Preventing the next pandemic

Photo by freepik.com
October 19, 2021
Global
Healthcare

As the world contemplates the financial, social and economic costs of COVID-19, the case is clear for robust action to avert future pandemics. Around the world, there is growing recognition of the need to invest political capital and public funds in preventive policies, response plans and emergency supplies.

Governments can, for example, minimise the risk of new viruses emerging by better regulating livestock farming, live animal markets and forest protection. They can build early warning networks, rapid-intervention teams and expert health services to squash outbreaks of novel diseases. And they can fund strategic planning, medical research and equipment stockpiles to strengthen their response if a new virus begins to spread.

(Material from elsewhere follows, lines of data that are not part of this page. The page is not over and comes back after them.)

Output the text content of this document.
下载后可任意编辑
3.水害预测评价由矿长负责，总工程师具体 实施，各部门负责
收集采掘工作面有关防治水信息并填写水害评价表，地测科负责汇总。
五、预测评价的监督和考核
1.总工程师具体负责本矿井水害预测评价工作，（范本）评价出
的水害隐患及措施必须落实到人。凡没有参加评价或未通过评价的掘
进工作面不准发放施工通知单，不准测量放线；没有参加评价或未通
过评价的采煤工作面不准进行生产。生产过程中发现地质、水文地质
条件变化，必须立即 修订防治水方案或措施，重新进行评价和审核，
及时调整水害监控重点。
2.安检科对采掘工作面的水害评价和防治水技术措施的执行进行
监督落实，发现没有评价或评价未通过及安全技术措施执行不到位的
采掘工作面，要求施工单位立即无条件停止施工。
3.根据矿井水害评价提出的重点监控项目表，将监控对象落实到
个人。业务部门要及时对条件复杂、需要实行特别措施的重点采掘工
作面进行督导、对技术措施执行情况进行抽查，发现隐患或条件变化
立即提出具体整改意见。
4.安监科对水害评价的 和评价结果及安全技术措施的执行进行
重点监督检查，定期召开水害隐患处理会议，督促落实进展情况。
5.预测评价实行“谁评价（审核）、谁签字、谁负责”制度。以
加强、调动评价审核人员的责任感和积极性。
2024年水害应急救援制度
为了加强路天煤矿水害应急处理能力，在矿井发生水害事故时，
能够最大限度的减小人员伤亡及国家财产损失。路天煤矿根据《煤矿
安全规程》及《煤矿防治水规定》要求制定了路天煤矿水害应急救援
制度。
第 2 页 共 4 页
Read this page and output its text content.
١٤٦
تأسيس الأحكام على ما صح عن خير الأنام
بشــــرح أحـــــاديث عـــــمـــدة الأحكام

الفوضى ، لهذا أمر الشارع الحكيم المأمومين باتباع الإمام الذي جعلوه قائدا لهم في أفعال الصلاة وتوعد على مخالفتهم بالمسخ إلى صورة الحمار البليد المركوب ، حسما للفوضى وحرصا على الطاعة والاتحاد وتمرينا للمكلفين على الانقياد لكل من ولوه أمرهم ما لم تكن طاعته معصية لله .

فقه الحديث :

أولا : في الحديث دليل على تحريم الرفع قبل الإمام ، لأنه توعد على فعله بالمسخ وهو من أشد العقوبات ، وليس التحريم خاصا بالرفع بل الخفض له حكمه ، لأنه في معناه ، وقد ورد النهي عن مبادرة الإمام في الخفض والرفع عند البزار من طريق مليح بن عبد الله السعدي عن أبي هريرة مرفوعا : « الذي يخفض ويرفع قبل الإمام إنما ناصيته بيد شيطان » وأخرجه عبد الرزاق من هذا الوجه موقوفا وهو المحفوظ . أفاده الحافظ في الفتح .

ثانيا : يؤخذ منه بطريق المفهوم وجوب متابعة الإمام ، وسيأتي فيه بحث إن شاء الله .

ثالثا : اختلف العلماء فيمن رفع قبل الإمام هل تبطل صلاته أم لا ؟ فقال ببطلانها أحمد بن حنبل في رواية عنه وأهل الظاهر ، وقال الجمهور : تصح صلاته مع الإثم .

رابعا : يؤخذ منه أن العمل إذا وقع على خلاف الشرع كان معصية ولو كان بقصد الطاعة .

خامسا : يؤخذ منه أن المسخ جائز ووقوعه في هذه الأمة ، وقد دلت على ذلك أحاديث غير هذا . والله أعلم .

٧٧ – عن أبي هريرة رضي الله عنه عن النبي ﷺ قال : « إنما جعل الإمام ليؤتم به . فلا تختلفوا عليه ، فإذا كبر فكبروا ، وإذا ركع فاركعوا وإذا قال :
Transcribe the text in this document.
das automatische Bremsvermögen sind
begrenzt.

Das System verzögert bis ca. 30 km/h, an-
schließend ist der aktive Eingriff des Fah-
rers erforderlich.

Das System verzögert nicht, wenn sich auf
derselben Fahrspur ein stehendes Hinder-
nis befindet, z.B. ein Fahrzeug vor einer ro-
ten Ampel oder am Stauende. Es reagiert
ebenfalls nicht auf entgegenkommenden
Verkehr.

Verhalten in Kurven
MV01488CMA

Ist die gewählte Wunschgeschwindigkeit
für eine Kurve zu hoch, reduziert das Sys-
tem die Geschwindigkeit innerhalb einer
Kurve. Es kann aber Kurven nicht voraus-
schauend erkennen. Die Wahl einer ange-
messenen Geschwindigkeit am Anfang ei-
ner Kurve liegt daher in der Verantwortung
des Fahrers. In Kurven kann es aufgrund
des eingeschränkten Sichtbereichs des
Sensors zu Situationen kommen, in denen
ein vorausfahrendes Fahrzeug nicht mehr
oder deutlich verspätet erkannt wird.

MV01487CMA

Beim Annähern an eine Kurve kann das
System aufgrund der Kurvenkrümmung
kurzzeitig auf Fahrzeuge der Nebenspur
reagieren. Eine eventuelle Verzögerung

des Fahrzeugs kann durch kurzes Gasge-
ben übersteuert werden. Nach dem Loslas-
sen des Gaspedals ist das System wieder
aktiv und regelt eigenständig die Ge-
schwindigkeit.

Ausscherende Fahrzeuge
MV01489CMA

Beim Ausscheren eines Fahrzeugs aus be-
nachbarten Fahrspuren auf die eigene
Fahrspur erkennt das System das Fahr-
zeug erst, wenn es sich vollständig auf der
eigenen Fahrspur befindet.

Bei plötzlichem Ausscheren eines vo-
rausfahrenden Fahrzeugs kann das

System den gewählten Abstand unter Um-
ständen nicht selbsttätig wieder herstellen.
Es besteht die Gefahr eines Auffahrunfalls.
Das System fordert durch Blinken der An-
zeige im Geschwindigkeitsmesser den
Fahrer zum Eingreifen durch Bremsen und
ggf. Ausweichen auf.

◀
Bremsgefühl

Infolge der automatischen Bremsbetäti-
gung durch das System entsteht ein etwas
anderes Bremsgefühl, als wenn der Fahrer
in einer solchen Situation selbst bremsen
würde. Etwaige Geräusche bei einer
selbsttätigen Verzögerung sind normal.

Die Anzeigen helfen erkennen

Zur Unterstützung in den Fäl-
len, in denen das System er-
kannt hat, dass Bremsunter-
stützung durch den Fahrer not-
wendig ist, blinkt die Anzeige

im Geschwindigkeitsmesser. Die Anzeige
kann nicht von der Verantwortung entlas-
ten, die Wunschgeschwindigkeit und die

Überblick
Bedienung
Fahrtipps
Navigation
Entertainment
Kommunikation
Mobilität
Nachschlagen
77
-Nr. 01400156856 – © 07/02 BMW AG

But what new structures, processes and policies are required to promote progress here? Where should responsibilities sit at the national level? And where is international action required? Bringing together experts from inside and outside government, this webinar will consider how we can minimise the risk of experiencing another global pandemic in the years to come.

Time

USA/Canada Eastern Time (EST): 09:30 – 10:45
British Summer Time (BST): 14:30 – 15:45
Central European Summer Time (CEST): 15:30 – 16:45
Eastern European Summer Time (EEST): 16:30 – 17:45
Singapore Time (SGT): 21:30 – 22:45
Australian Eastern Standard Time (AEST): 23:30 – 00:45

Public servants can register here for free to attend this webinar

Panel

Webinar chair: Siobhan Benita, former UK senior civil servant

Siobhan Benita was a senior civil servant with over 15 years’ Whitehall experience. She worked in many of the major delivery departments, including Transport, Environment, Health and Local Government. She also had senior roles at the heart of Government in the Cabinet Office and HM Treasury, including supporting the then Cabinet Secretary, Lord O’Donnell to lead work on Civil Service reform and strategy. Siobhan left the Civil Service to run as an independent candidate in the Mayor of London election. She subsequently joined her alma mater, Warwick University as Chief Strategy Officer of Warwick in London and Co-Director of the Warwick Policy Lab.